Stop calling them pfp NFTs. Call them Avatars.
This is important.
Avatars are coming.
NFTs enable programmable ownership of Avatars, leading to rapid experimentation. Lifelike Avatars enabled by advances in Virtual Reality, Augmented Reality, Haptics, and AI will soon create stimulating experiences that provoke deep emotional connections in us.
Wide interoperability across work, gaming, and interpersonal life will lead Avatars to be seen as a fundamental primitive in the digital world.
Just like you have an E-mail and social media accounts today, you will have and own Avatars in the future. Apps and websites will connect to your Avatar much like they connect to your social media or E-mail today. Your Avatar isn’t an E-mail or a social media account, although it might have both of those things. It is a self-contained, independent entity with self-descriptive data and tokenized value. It can work, it can play, it can program, and it isn’t bound to the messy constraints of reality.
The popularity and high value of Avatars will lead to a large economy around them. Avatars won’t be limited to isolated video games or profile pictures. Internet and mobile apps will upgrade to support Avatars.
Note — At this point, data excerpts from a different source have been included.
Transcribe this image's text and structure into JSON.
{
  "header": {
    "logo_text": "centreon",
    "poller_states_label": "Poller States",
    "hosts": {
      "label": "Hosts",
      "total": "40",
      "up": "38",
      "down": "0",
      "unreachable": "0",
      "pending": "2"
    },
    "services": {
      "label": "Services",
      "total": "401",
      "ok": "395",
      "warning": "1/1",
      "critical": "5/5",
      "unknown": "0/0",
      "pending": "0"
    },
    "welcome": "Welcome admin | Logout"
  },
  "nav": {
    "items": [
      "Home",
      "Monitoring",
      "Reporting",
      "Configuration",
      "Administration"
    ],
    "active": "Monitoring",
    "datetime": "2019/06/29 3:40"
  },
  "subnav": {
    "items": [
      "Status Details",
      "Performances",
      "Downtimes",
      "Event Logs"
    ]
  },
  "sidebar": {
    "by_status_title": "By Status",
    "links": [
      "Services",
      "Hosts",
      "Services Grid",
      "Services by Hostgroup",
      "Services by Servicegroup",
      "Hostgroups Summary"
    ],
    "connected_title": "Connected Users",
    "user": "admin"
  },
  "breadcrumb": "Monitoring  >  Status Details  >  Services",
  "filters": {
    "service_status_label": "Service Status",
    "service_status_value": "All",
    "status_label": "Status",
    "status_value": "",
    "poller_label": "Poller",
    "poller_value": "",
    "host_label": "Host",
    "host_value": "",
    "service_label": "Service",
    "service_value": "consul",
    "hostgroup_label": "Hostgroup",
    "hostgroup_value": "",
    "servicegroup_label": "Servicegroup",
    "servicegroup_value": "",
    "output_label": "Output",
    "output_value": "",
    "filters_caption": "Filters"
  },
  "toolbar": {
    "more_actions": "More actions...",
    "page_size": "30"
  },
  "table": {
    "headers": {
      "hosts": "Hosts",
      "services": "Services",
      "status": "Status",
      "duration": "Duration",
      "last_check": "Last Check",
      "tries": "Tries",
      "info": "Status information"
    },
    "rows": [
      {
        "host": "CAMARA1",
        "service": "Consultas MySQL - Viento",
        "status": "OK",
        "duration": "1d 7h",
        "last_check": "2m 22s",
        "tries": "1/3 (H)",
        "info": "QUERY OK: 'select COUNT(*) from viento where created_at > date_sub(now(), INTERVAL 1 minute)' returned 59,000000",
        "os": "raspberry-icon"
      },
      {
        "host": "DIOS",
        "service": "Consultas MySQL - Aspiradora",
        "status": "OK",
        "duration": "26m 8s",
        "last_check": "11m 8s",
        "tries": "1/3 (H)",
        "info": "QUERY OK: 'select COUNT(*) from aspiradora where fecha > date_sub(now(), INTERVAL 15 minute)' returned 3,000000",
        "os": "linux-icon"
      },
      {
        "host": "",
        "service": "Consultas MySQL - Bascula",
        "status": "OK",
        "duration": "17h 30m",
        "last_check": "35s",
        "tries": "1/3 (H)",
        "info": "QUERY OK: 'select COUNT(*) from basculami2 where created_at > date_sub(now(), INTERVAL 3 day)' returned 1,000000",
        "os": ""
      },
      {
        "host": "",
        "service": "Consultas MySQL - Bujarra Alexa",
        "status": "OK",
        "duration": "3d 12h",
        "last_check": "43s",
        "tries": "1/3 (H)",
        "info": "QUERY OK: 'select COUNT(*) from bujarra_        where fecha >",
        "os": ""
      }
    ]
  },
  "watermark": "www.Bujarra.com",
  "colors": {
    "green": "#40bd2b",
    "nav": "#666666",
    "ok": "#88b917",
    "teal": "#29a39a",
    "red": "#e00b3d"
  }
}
New platforms will be built around experiences made possible by Avatars. They will integrate seamlessly into the metaverse.
The Avatar market will be large, liquid, and valuable. Prices will reflect culture, politics, and technology. Most Avatars will be free, while some Avatars will be worth billions of dollars. Valuable Avatars will generate yield and own productive enterprises in the metaverse themselves.
Everyone will want Avatars.
Social Media
Every social media platform offers a unique feature set, but they all support the 2D Avatar: a profile picture.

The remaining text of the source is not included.